On the Complexity of the Bilevel Shortest Path Problem
Dorothee Henke, Lasse Wulf
TL;DR
The paper studies BSP, a bilevel variant of the shortest path where the edge set is partitioned between a leader and a follower, and analyzes both strong and weak path completion across directed, undirected, and directed acyclic graphs. It delivers a complete complexity classification, showing $P$, NP-complete, or $\Sigma^p_2$-complete results for each variant, and introduces a vertex fixing lemma and a Min-Max-Ham reduction that establish $\Sigma^p_2$-completeness for the leader in the strong variant. For the weak variant, the follower’s problem reduces to a standard shortest path and is polynomial-time solvable, while the strong variant remains hard; in DAGs, the strong variant is tractable via dynamic programming.
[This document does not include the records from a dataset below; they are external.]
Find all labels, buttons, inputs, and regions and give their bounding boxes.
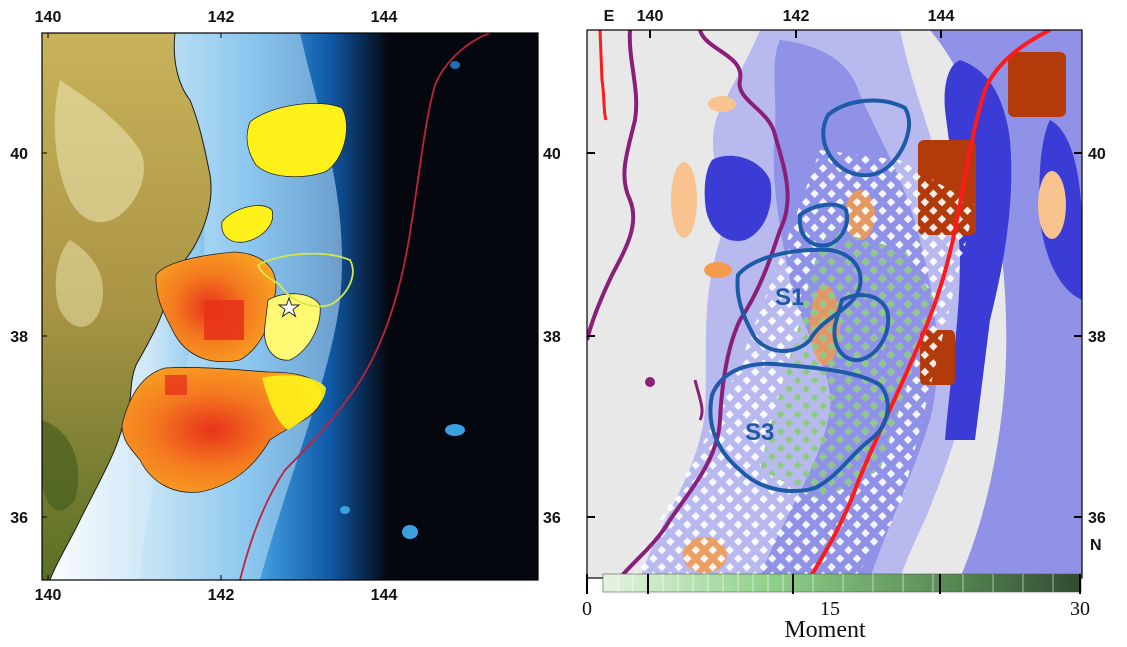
peak-slip-block <box>204 300 244 340</box>
rupture-patch-east <box>264 293 321 361</box>
lat-tick-left-38: 38 <box>10 329 28 346</box>
left-tick-marks <box>42 33 538 580</box>
right-lat-tick-36: 36 <box>1088 510 1106 527</box>
moment-colorbar: 0 15 30 Moment <box>582 573 1090 643</box>
peak-slip-block <box>165 375 187 395</box>
colorbar-ticks <box>586 574 1081 594</box>
slip-contour-north <box>821 98 911 178</box>
slip-diamond-grid <box>625 150 975 578</box>
field-positive-light <box>704 262 732 278</box>
colorbar-segments <box>617 574 1054 592</box>
lat-tick-left-40: 40 <box>10 146 28 163</box>
left-map-frame <box>41 32 539 581</box>
slip-contour-small <box>797 202 849 248</box>
land-lowland <box>42 420 79 511</box>
rupture-patch-north <box>246 103 347 178</box>
slip-contour-east <box>832 293 891 363</box>
right-map-field <box>587 30 1082 578</box>
lon-tick-top-142: 142 <box>208 9 235 26</box>
field-positive-light <box>1038 171 1066 239</box>
land-highlight <box>55 240 104 327</box>
seamount <box>445 424 465 436</box>
lat-tick-right-38: 38 <box>543 329 561 346</box>
rupture-patch-edge <box>262 375 326 430</box>
rupture-patch-small <box>221 205 274 243</box>
region-label-s1: S1 <box>775 284 804 311</box>
right-tick-marks <box>587 30 1082 518</box>
right-lon-tick-140: 140 <box>637 8 664 25</box>
corner-label-n: N <box>1090 537 1102 554</box>
field-positive-patch <box>1008 52 1066 117</box>
seamount <box>450 61 460 69</box>
japan-trench-line <box>239 33 491 580</box>
slip-contour-s3 <box>708 361 890 493</box>
lat-tick-left-36: 36 <box>10 510 28 527</box>
trench-line-red <box>808 30 1051 578</box>
trench-fragment-red <box>598 30 608 121</box>
right-lat-tick-38: 38 <box>1088 329 1106 346</box>
lat-tick-right-36: 36 <box>543 510 561 527</box>
right-map-panel: E 140 142 144 40 38 36 N S1 S3 <box>582 8 1106 643</box>
colorbar-tick-30: 30 <box>1070 598 1090 620</box>
epicenter-star-icon <box>277 296 301 318</box>
left-map-panel: 140 142 144 140 142 144 40 38 36 40 38 3… <box>10 9 561 604</box>
right-lon-tick-144: 144 <box>928 8 955 25</box>
lon-tick-bottom-142: 142 <box>208 587 235 604</box>
field-negative-core <box>704 155 772 241</box>
land-highlight <box>54 80 144 223</box>
colorbar-label: Moment <box>784 617 866 643</box>
coastline-island <box>645 377 655 387</box>
region-label-s3: S3 <box>745 419 774 446</box>
coastline-purple <box>587 30 639 341</box>
lon-tick-bottom-140: 140 <box>35 587 62 604</box>
coastline-fragment <box>693 379 704 421</box>
lon-tick-top-140: 140 <box>35 9 62 26</box>
seamount <box>340 506 350 514</box>
corner-label-e: E <box>604 8 615 25</box>
right-lat-tick-40: 40 <box>1088 146 1106 163</box>
lon-tick-bottom-144: 144 <box>371 587 398 604</box>
colorbar-tick-15: 15 <box>820 598 840 620</box>
field-positive-light <box>708 96 736 112</box>
aftershock-contour <box>256 252 354 308</box>
left-map-basemap <box>42 33 538 580</box>
coastline-purple-east <box>618 30 790 578</box>
seamount <box>402 525 418 539</box>
lat-tick-right-40: 40 <box>543 146 561 163</box>
field-positive-light <box>671 162 697 238</box>
right-lon-tick-142: 142 <box>783 8 810 25</box>
colorbar-gradient <box>602 573 1082 593</box>
colorbar-tick-0: 0 <box>582 598 592 620</box>
lon-tick-top-144: 144 <box>371 9 398 26</box>
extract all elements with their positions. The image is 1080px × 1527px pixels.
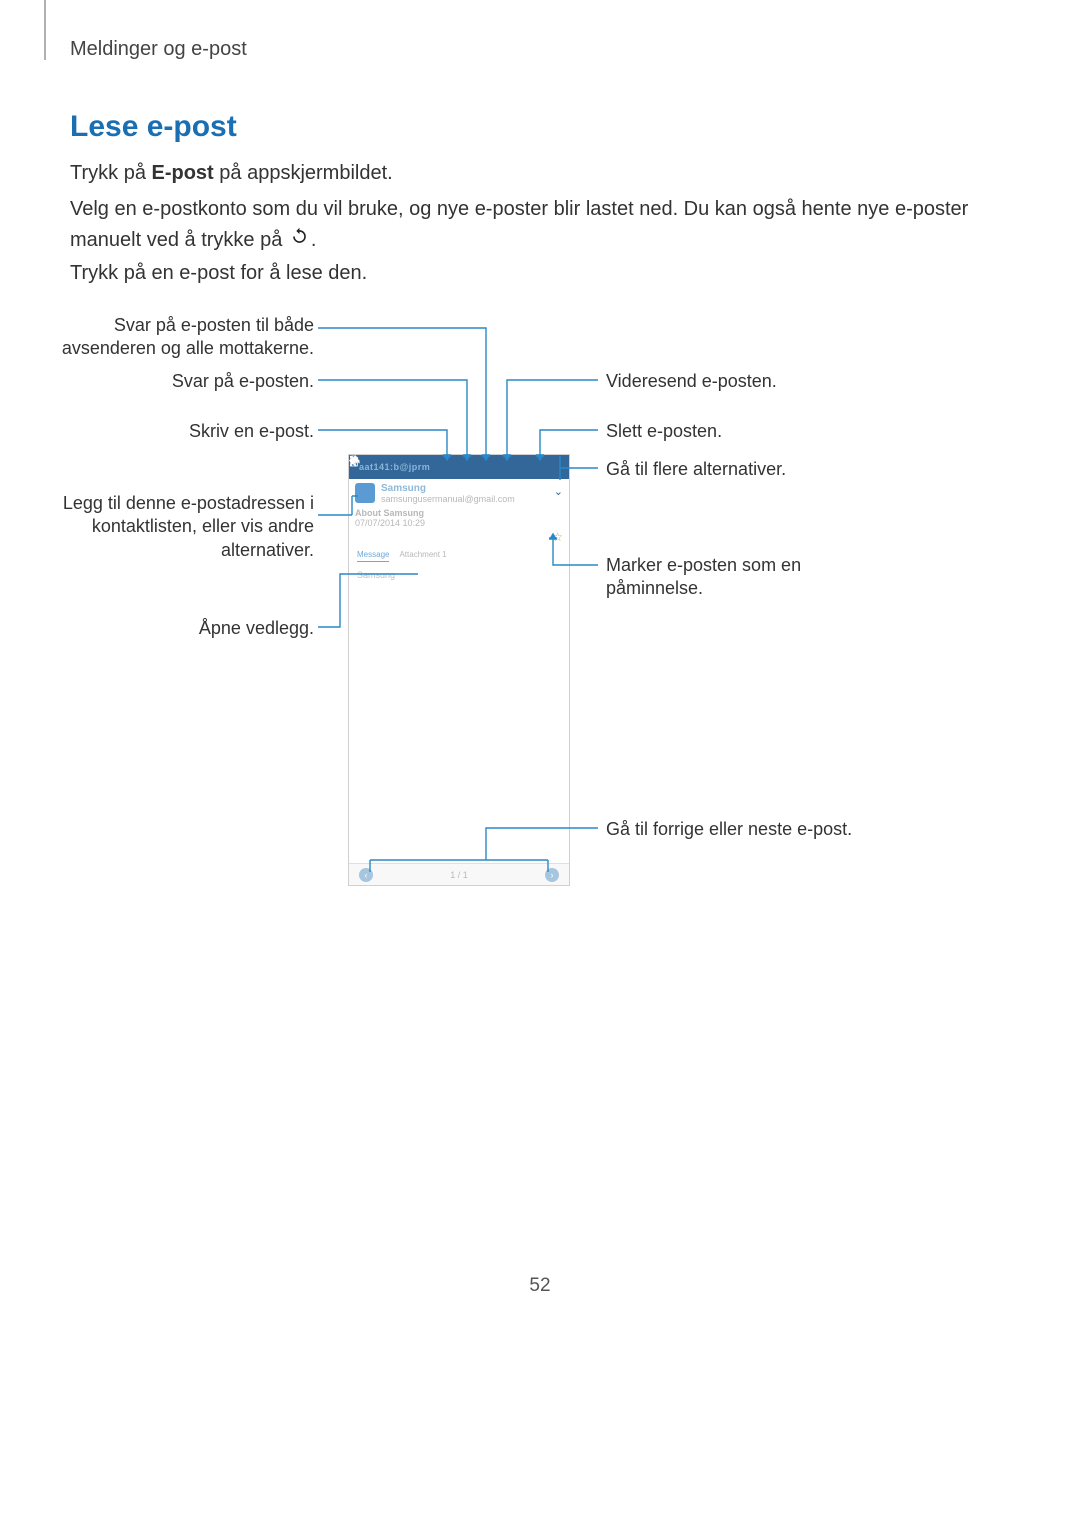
text: Legg til denne e-postadressen i (63, 493, 314, 513)
callout-add-contact: Legg til denne e-postadressen i kontaktl… (20, 492, 314, 562)
refresh-icon (290, 225, 309, 256)
paragraph-1: Trykk på E-post på appskjermbildet. (70, 158, 1010, 189)
paragraph-3: Trykk på en e-post for å lese den. (70, 258, 1010, 289)
text: alternativer. (221, 540, 314, 560)
text: på appskjermbildet. (214, 162, 393, 184)
text: kontaktlisten, eller vis andre (92, 516, 314, 536)
text: avsenderen og alle mottakerne. (62, 338, 314, 358)
text: Svar på e-posten til både (114, 315, 314, 335)
callout-nav: Gå til forrige eller neste e-post. (606, 818, 946, 841)
callout-delete: Slett e-posten. (606, 420, 926, 443)
callout-compose: Skriv en e-post. (40, 420, 314, 443)
section-title: Lese e-post (70, 110, 237, 144)
annotated-diagram: aat141:b@jprm Samsung samsungusermanual@… (0, 300, 1080, 920)
text: . (311, 229, 317, 251)
text: påminnelse. (606, 578, 703, 598)
text: Marker e-posten som en (606, 555, 801, 575)
callout-attachment: Åpne vedlegg. (40, 617, 314, 640)
callout-forward: Videresend e-posten. (606, 370, 926, 393)
callout-more: Gå til flere alternativer. (606, 458, 926, 481)
callout-reminder: Marker e-posten som en påminnelse. (606, 554, 926, 601)
paragraph-2: Velg en e-postkonto som du vil bruke, og… (70, 194, 1010, 256)
text: Trykk på (70, 162, 152, 184)
callout-reply-all: Svar på e-posten til både avsenderen og … (40, 314, 314, 361)
bold-text: E-post (152, 162, 214, 184)
margin-rule (44, 0, 46, 60)
page-number: 52 (0, 1275, 1080, 1297)
page-header: Meldinger og e-post (70, 38, 247, 61)
text: Velg en e-postkonto som du vil bruke, og… (70, 198, 968, 251)
callout-reply: Svar på e-posten. (40, 370, 314, 393)
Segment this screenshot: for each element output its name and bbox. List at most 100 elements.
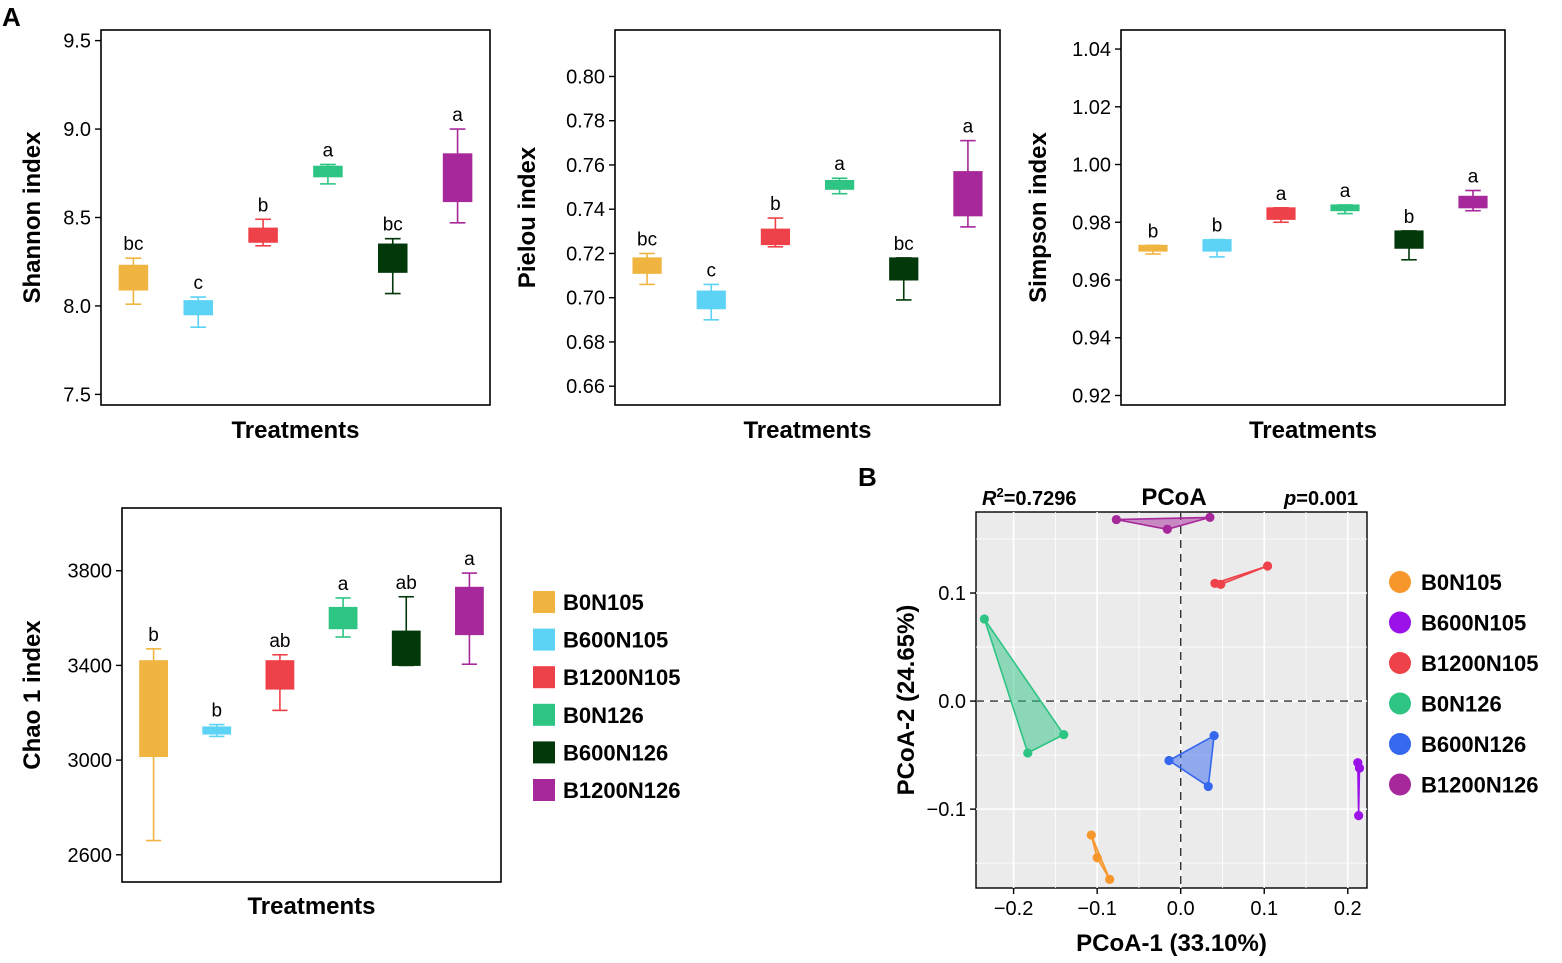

In the few-leader-edge regime the problem becomes equivalent to Shortest-${k}$-Cycle, linking BSP to a known combinatorial problem with nuanced complexity status and implying randomized algorithms with potential derandomization contingent on Shortest-${k}$-Cycle progress.
Abstract
We introduce a new bilevel version of the classic shortest path problem and completely characterize its computational complexity with respect to several problem variants. In our problem, the leader and the follower each control a subset of the edges of a graph and together aim at building a path between two given vertices, while each of the two players minimizes the cost of the resulting path according to their own cost function. We investigate both directed and undirected graphs, as well as the special case of directed acyclic graphs. Moreover, we distinguish two versions of the follower's problem: Either they have to complete the edge set selected by the leader such that the joint solution is exactly a path, or they have to complete the edge set selected by the leader such that the joint solution is a superset of a path. In general, the bilevel problem turns out to be much harder in the former case: We show that the follower's problem is already NP-hard here and that the leader's problem is even hard for the second level of the polynomial hierarchy, while both problems are one level easier in the latter case. Interestingly, for directed acyclic graphs, this difference turns around, as we give a polynomial-time algorithm for the first version of the bilevel problem, but it stays NP-hard in the second case. Finally, we consider restrictions that render the problem tractable. We prove that, for a constant number of leader's edges, one of our problem variants is actually equivalent to the shortest-$k$-cycle problem, which is a known combinatorial problem with partially unresolved complexity status. In particular, our problem admits a polynomial-time randomized algorithm that can be derandomized if and only if the shortest-$k$-cycle problem admits a deterministic polynomial-time algorithm.